In preparation for this assignment in Japan, I made sure to check my passport’s expiration date. Good through 2019, well beyond my expected return to the US. Another item checked off the get ready to go list.
What I didn’t check, however, were the number of blank pages left in my passport. So when I recently found out I have a business trip in April to Russia, I started getting ready to apply for my visa. And found out that Russia requires two blank, side-by-side pages. I have one blank page and several partially blank pages…but that doesn’t meet the rules.
What to do? Well, it used to be that you could get additional pages added to a passport. But that ended at the end of 2015 with tightened security rules for passports. The only other alternative was to renew my passport.
I soon found that the process for an expat to renew a passport while living in Japan is pretty straightforward. Step-by-step process on the US Embassy website. Fill out the application form. Obtain a 2 x 2 photo (white background only). Obtain one self-addressed “Japan Post 510 yen LetterPack PLUS envelope.” Make a reservation to submit all of the above at the US Embassy’s passport window. Oh, yeah – bring a credit card or cash for the $110 application fee.
So today, my wife and I found our way to the embassy. Pretty easy subway ride, and a short walk to the embassy building. Cold wind though, and there was a surprisingly long line outside the embassy doors – mostly Japanese applying for visas. I was able to go in a shorter line for US citizens…but, since my wife didn’t have an appointment, she was – literally – left out in the cold.
Getting in the embassy is kind of like going to the airport. Take everything out of pockets. Belongings go through the x-ray. Walk through the metal detector. But then check my phone (and even my Microsoft band) at the desk. Can’t bring electronics in the embassy.

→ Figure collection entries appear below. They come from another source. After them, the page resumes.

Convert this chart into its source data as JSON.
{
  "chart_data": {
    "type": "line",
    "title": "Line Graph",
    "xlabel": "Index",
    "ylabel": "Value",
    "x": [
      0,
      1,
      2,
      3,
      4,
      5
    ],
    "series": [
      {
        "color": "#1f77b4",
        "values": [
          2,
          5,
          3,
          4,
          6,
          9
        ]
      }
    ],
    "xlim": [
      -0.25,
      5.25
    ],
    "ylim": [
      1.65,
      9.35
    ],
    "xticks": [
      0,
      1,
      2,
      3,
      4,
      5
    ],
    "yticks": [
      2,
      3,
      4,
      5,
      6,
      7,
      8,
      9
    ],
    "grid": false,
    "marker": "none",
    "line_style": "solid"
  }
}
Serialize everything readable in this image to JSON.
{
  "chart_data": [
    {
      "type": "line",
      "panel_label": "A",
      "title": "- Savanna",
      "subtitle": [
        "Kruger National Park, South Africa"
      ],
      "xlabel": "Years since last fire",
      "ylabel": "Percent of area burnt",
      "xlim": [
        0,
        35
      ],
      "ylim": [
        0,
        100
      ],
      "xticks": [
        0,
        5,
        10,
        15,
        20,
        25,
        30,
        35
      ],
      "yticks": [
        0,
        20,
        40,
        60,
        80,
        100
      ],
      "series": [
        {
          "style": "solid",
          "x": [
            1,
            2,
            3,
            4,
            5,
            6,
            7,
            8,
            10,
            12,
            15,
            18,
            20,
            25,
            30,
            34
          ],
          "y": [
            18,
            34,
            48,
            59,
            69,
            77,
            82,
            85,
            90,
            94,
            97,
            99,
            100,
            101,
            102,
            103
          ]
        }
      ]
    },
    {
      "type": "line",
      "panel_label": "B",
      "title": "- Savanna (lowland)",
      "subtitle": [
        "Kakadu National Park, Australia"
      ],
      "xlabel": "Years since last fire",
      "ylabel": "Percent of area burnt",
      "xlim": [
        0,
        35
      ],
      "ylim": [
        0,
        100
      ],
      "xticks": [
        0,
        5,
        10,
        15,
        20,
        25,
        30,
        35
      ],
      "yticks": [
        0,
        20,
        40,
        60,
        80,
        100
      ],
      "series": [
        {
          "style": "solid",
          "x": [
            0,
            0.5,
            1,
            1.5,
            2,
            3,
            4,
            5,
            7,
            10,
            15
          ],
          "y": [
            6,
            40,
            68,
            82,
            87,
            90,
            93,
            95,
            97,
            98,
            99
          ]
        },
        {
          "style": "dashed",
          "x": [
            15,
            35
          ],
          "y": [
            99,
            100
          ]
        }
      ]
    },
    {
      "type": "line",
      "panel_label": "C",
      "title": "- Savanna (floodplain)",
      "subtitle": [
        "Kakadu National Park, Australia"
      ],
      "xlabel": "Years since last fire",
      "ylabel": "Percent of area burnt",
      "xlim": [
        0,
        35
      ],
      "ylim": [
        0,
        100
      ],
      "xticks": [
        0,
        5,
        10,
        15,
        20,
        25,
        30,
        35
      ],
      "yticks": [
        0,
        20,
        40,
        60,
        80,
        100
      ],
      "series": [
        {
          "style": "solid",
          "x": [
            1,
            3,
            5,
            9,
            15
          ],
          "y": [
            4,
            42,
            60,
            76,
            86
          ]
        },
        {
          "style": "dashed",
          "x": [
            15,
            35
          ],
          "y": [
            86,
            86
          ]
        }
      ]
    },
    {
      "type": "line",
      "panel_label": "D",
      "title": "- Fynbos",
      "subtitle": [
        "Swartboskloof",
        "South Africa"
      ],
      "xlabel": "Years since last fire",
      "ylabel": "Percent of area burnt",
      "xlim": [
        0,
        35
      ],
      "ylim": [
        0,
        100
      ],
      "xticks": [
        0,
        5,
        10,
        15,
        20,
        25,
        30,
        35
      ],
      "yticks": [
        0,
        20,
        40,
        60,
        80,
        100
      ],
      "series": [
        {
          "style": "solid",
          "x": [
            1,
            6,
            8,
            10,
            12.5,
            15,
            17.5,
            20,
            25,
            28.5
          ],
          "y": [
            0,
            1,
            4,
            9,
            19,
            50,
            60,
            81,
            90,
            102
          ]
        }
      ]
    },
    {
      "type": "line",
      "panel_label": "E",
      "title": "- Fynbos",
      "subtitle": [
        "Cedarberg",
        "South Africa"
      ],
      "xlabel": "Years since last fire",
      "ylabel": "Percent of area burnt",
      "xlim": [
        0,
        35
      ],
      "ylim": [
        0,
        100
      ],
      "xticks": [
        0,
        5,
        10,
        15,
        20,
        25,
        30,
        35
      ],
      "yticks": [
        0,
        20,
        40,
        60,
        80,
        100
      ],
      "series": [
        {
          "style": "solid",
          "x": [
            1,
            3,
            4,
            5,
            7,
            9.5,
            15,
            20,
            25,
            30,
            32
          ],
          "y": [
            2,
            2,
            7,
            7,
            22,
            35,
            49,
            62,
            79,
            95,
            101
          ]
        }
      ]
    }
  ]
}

Once in, wait in another line to go through another security checkpoint. Then go inside and submit the appointment form at Window 7…and have a seat and wait. It is a crowded little room, with only two passport windows and several others for visa applications.
But the wait was short, and soon I was at the window talking with a very nice employee who, thankfully, spoke flawless English. My papers were in order and put in a file. Then it was off to the payment window to pay my fee and get a receipt, which then had to go back to the nice lady at the passport window.
All in all, a bit time-consuming, but the process seems to be pretty predictable. Now, if things work the way they should, I should have a brand-new passport with lots of blank pages, in about three weeks. More to come.